Frank A. Duvendack Inducted 1987 - Principal
It was a felicitous - - for Woodward High School - - decision that a young Frank A. Duvendack made when he chose education rather than law as the career to which he would devote himself. That decision brought him to Woodward twice, first as a teacher and later as a principal for an eight-year period during which he established himself as one of the most effective and popular principals in the school's history.
In a way, his arrival at Woodward was somewhat of a homecoming. He had grown up on Ontario street In the North End and had gone through Lagrange School before the family moved to South Toledo.
From Libbey High School, Mr. Duvendack went on to the University of Toledo, where he earned a Bachelor of Arts degree and followed it with a law degree. In his undergraduate years at UT, he was president of his senior class and of his fraternity. He was a student leader in the campaign for
passage of the levy which made possible the construction of the new UT campus on West Bancroft Street, and he takes particular pride in his efforts to assure that the funds were sufficient to guarantee University Hall its landmark tower. He additionally earned two Master of Arts degrees, in economics and in educational administration, from the University of Michigan, and in 1930 he began his career as an educator, teaching in Washington Township schools.
He first came to Woodward in 1934 to teach history, government and economics. In that depth-of Depression year, he was the only new teacher hired by the Toledo public school system, a choice likely made because he was the only applicant with a degree in law. At Woodward he was advisor to the Student Council and the Hi Y Club, and coach of the tennis team. In 1938 he was named principal of Gunckel School and later that year became principal of Garfield School. He moved on to Arlington School as principal in 1942, and in 1950 he returned to Woodward.
He was not only principal of Woodward but one of its greatest boosters. He attended every football and basketball game, where he was readily recognizable if for no other reason than the Polar Bear sweater that Mrs. Duvendack knitted for him and which he wore to all the games.
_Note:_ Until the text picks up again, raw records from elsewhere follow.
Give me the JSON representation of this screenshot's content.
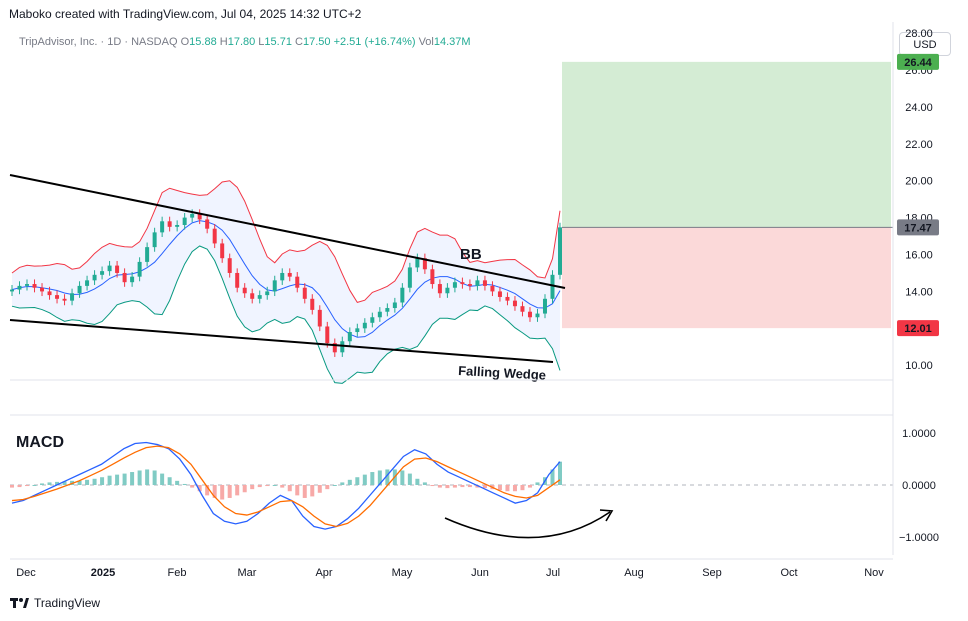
{
  "header": {
    "credit": "Maboko created with TradingView.com, Jul 04, 2025 14:32 UTC+2"
  },
  "legend": {
    "symbol": "TripAdvisor, Inc. · 1D · NASDAQ",
    "open_label": "O",
    "open": "15.88",
    "high_label": "H",
    "high": "17.80",
    "low_label": "L",
    "low": "15.71",
    "close_label": "C",
    "close": "17.50",
    "change": "+2.51 (+16.74%)",
    "vol_label": "Vol",
    "vol": "14.37M"
  },
  "currency_button": "USD",
  "footer": {
    "brand": "TradingView"
  },
  "colors": {
    "up": "#22ab94",
    "down": "#f23645",
    "bb_upper": "#f23645",
    "bb_basis": "#2962ff",
    "bb_lower": "#089981",
    "macd": "#2962ff",
    "signal": "#ff6d00",
    "target_zone": "#d4ecd4",
    "stop_zone": "#fbd9d9"
  },
  "chart_data": [
    {
      "type": "candlestick",
      "title": "TripAdvisor, Inc. · 1D · NASDAQ",
      "x_ticks": [
        "Dec",
        "2025",
        "Feb",
        "Mar",
        "Apr",
        "May",
        "Jun",
        "Jul",
        "Aug",
        "Sep",
        "Oct",
        "Nov"
      ],
      "y_ticks": [
        10.0,
        12.0,
        14.0,
        16.0,
        18.0,
        20.0,
        22.0,
        24.0,
        26.0,
        28.0
      ],
      "ylim": [
        9.2,
        28.6
      ],
      "price_labels": [
        {
          "value": 26.44,
          "label": "26.44",
          "color": "#4caf50"
        },
        {
          "value": 17.47,
          "label": "17.47",
          "color": "#787b86"
        },
        {
          "value": 12.01,
          "label": "12.01",
          "color": "#f23645"
        }
      ],
      "position": {
        "entry": 17.47,
        "target": 26.44,
        "stop": 12.01
      },
      "close_series_approx": [
        14.1,
        14.3,
        14.4,
        14.2,
        14.0,
        13.8,
        13.6,
        13.5,
        13.9,
        14.3,
        14.6,
        14.9,
        15.1,
        15.4,
        15.0,
        14.5,
        14.8,
        15.6,
        16.4,
        17.2,
        17.8,
        17.5,
        17.6,
        18.0,
        18.2,
        17.9,
        17.4,
        16.6,
        15.8,
        15.0,
        14.2,
        13.9,
        13.6,
        13.8,
        14.0,
        14.6,
        15.0,
        14.8,
        14.2,
        13.6,
        13.0,
        12.1,
        11.2,
        10.7,
        11.3,
        11.8,
        12.0,
        12.3,
        12.6,
        12.9,
        13.1,
        13.4,
        14.2,
        15.3,
        15.8,
        15.2,
        14.4,
        13.9,
        14.2,
        14.5,
        14.4,
        14.3,
        14.6,
        14.3,
        14.0,
        13.7,
        13.5,
        13.2,
        12.9,
        12.6,
        12.8,
        13.6,
        14.9,
        17.47
      ],
      "annotations": [
        {
          "text": "BB"
        },
        {
          "text": "Falling Wedge"
        }
      ],
      "indicators": [
        "Bollinger Bands"
      ]
    },
    {
      "type": "bar",
      "title": "MACD",
      "y_ticks": [
        "1.0000",
        "0.0000",
        "−1.0000"
      ],
      "ylim": [
        -1.35,
        1.35
      ],
      "histogram_approx": [
        -0.05,
        -0.04,
        -0.02,
        0.0,
        0.03,
        0.05,
        0.06,
        0.07,
        0.08,
        0.08,
        0.1,
        0.12,
        0.15,
        0.18,
        0.2,
        0.22,
        0.25,
        0.28,
        0.3,
        0.28,
        0.22,
        0.15,
        0.08,
        0.02,
        -0.05,
        -0.12,
        -0.2,
        -0.25,
        -0.28,
        -0.25,
        -0.2,
        -0.14,
        -0.08,
        -0.04,
        -0.02,
        0.0,
        -0.05,
        -0.12,
        -0.2,
        -0.25,
        -0.22,
        -0.15,
        -0.08,
        0.0,
        0.05,
        0.1,
        0.15,
        0.2,
        0.25,
        0.28,
        0.3,
        0.3,
        0.28,
        0.22,
        0.12,
        0.05,
        -0.02,
        -0.05,
        -0.06,
        -0.05,
        -0.04,
        -0.04,
        -0.05,
        -0.06,
        -0.08,
        -0.1,
        -0.12,
        -0.12,
        -0.1,
        -0.05,
        0.05,
        0.15,
        0.3,
        0.45
      ],
      "series": [
        {
          "values": [
            -0.35,
            -0.3,
            -0.2,
            -0.1,
            0.0,
            0.1,
            0.2,
            0.3,
            0.4,
            0.55,
            0.7,
            0.8,
            0.82,
            0.78,
            0.7,
            0.5,
            0.2,
            -0.2,
            -0.55,
            -0.7,
            -0.75,
            -0.7,
            -0.55,
            -0.35,
            -0.2,
            -0.3,
            -0.6,
            -0.8,
            -0.85,
            -0.8,
            -0.65,
            -0.45,
            -0.2,
            0.05,
            0.3,
            0.55,
            0.68,
            0.6,
            0.4,
            0.25,
            0.15,
            0.05,
            -0.05,
            -0.15,
            -0.25,
            -0.35,
            -0.3,
            -0.15,
            0.2,
            0.45
          ]
        },
        {
          "values": [
            -0.3,
            -0.28,
            -0.22,
            -0.15,
            -0.08,
            0.0,
            0.08,
            0.18,
            0.28,
            0.4,
            0.52,
            0.63,
            0.72,
            0.75,
            0.72,
            0.6,
            0.4,
            0.1,
            -0.2,
            -0.42,
            -0.55,
            -0.58,
            -0.52,
            -0.42,
            -0.32,
            -0.3,
            -0.42,
            -0.6,
            -0.75,
            -0.8,
            -0.74,
            -0.6,
            -0.4,
            -0.15,
            0.1,
            0.35,
            0.5,
            0.52,
            0.45,
            0.35,
            0.25,
            0.15,
            0.05,
            -0.05,
            -0.15,
            -0.22,
            -0.25,
            -0.2,
            -0.05,
            0.1
          ]
        }
      ],
      "annotations": [
        {
          "text": ""
        }
      ]
    }
  ]
}
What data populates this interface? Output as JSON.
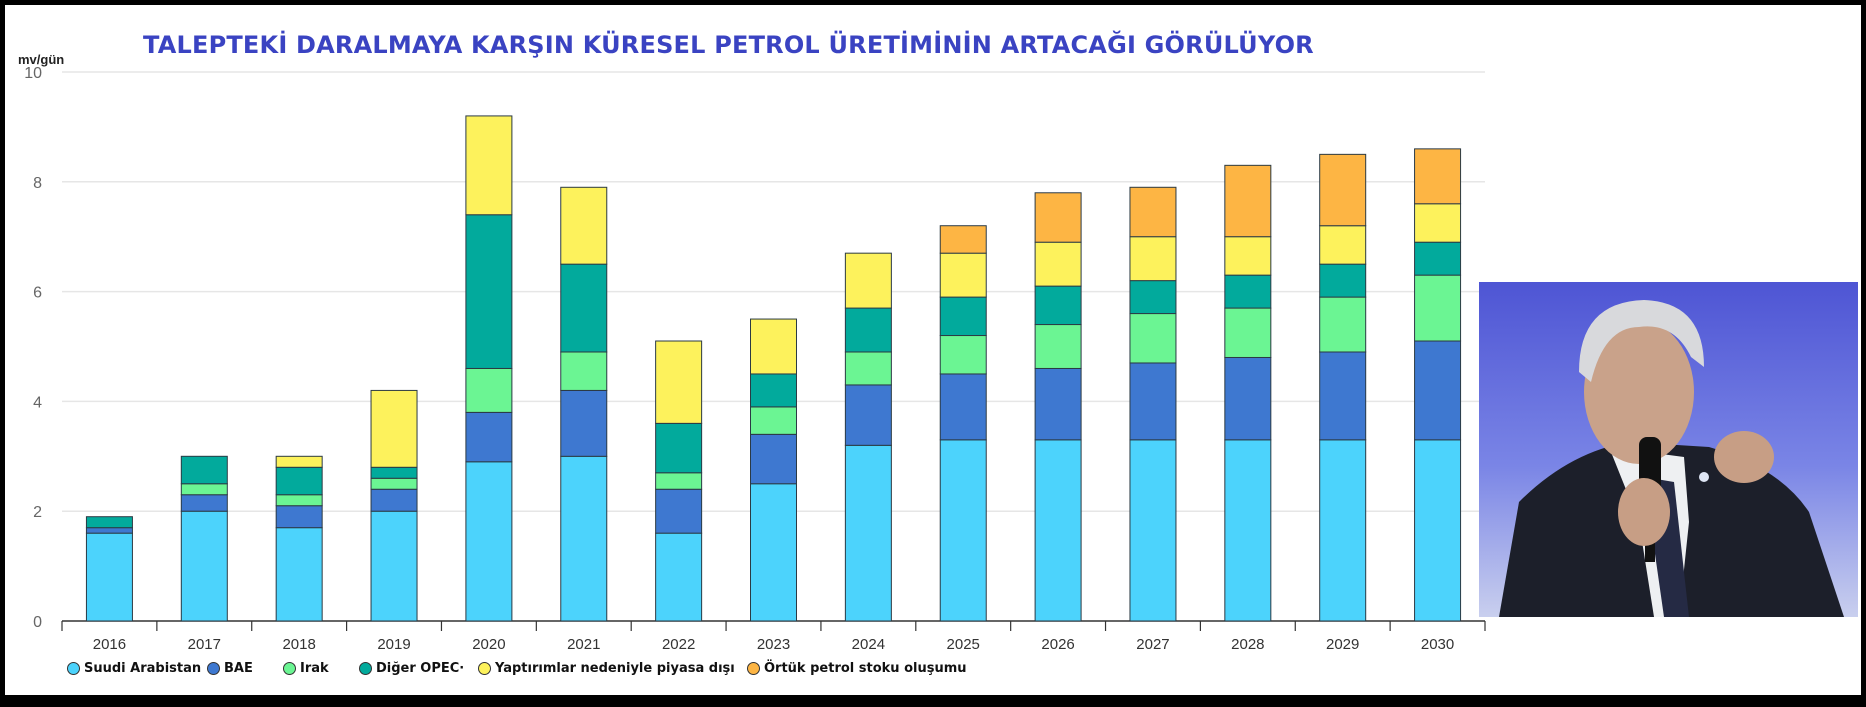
{
  "title": "TALEPTEKİ DARALMAYA KARŞIN KÜRESEL PETROL ÜRETİMİNİN ARTACAĞI GÖRÜLÜYOR",
  "chart_data": {
    "type": "bar",
    "stacked": true,
    "ylabel": "mv/gün",
    "ylim": [
      0,
      10
    ],
    "yticks": [
      "0",
      "2",
      "4",
      "6",
      "8",
      "10"
    ],
    "grid": true,
    "legend_position": "bottom",
    "categories": [
      "2016",
      "2017",
      "2018",
      "2019",
      "2020",
      "2021",
      "2022",
      "2023",
      "2024",
      "2025",
      "2026",
      "2027",
      "2028",
      "2029",
      "2030"
    ],
    "series": [
      {
        "name": "Suudi Arabistan",
        "color": "#4cd3fc",
        "values": [
          1.6,
          2.0,
          1.7,
          2.0,
          2.9,
          3.0,
          1.6,
          2.5,
          3.2,
          3.3,
          3.3,
          3.3,
          3.3,
          3.3,
          3.3
        ]
      },
      {
        "name": "BAE",
        "color": "#3e78d0",
        "values": [
          0.1,
          0.3,
          0.4,
          0.4,
          0.9,
          1.2,
          0.8,
          0.9,
          1.1,
          1.2,
          1.3,
          1.4,
          1.5,
          1.6,
          1.8
        ]
      },
      {
        "name": "Irak",
        "color": "#6bf593",
        "values": [
          0,
          0.2,
          0.2,
          0.2,
          0.8,
          0.7,
          0.3,
          0.5,
          0.6,
          0.7,
          0.8,
          0.9,
          0.9,
          1.0,
          1.2
        ]
      },
      {
        "name": "Diğer OPEC·",
        "color": "#02aa9c",
        "values": [
          0.2,
          0.5,
          0.5,
          0.2,
          2.8,
          1.6,
          0.9,
          0.6,
          0.8,
          0.7,
          0.7,
          0.6,
          0.6,
          0.6,
          0.6
        ]
      },
      {
        "name": "Yaptırımlar nedeniyle piyasa dışı",
        "color": "#fdf25c",
        "values": [
          0,
          0,
          0.2,
          1.4,
          1.8,
          1.4,
          1.5,
          1.0,
          1.0,
          0.8,
          0.8,
          0.8,
          0.7,
          0.7,
          0.7
        ]
      },
      {
        "name": "Örtük petrol stoku oluşumu",
        "color": "#fdb544",
        "values": [
          0,
          0,
          0,
          0,
          0,
          0,
          0,
          0,
          0,
          0.5,
          0.9,
          0.9,
          1.3,
          1.3,
          1.0
        ]
      }
    ]
  }
}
Mr. Duvendack remained as principal of Woodward until January, 1958, when he was named assistant superintendent for administration of Toledo Public Schools. His career in education also included service as principal of the school district's summer school and 12 years of teaching evening and summer classes in economics at the University of Toledo.
His retirement from the school system in 1965 gave Mr. Duvendack the opportunity to practice some law and to devote more of his time and energy to the civic and welfare life of Toledo. He has been a president of the Toledo Mental Hygiene Association and of the Family Life Board. He has served on the boards of the Boy Scouts, the Child and Family Agency, the Toledo Cancer Society, and the Council on World Affairs. For the United Appeal he has been chairman of its Public Employees Section, its Special Gifts Committee, and its Allocations Committee. He has been chairman of the Board of Management of the Central Y.M.CA., and for 10 years served as unpaid secretary of the Toledo Safety Council. He is a past president of the Downtown Club of Kiwanis International, the Toledo Y's Men's Club, and the University of Toledo Alumni Association. His memberships include the Ohio Bar Association, Phi Delta Kappa education honorary, and Pi Gamma Mu social science honorary.
Two projects in particular occupied his interest. In one, he was a leader in the drive to assure funding for a program of education of underprivileged children – a predecessor of Head Start. In the other, he was one of the founders of Citizens for Metroparks, and has served on its board of trustees.
And always there is fishing. Whenever he can, Mr. Duvendack heads for the one-room cabin he owns on a small lake near Jackson, Michigan, and there he indulges his favorite pastime. He boasts that he can still out-fish his three sons, and proves it with the help of the Duvendack Five-Cigar Method he uses for keeping score: the number of fish caught in the time it takes him to smoke five cigars.
Dan Duvendack, one of the Duvendacks' three sons, has been a science teacher at Woodward for 28 years and chairman of the science department for 22 of those years. That Polar Bear sweater, second-generational now, has been handed down to him and can still be seen at Woodward affairs worn by its inheritor.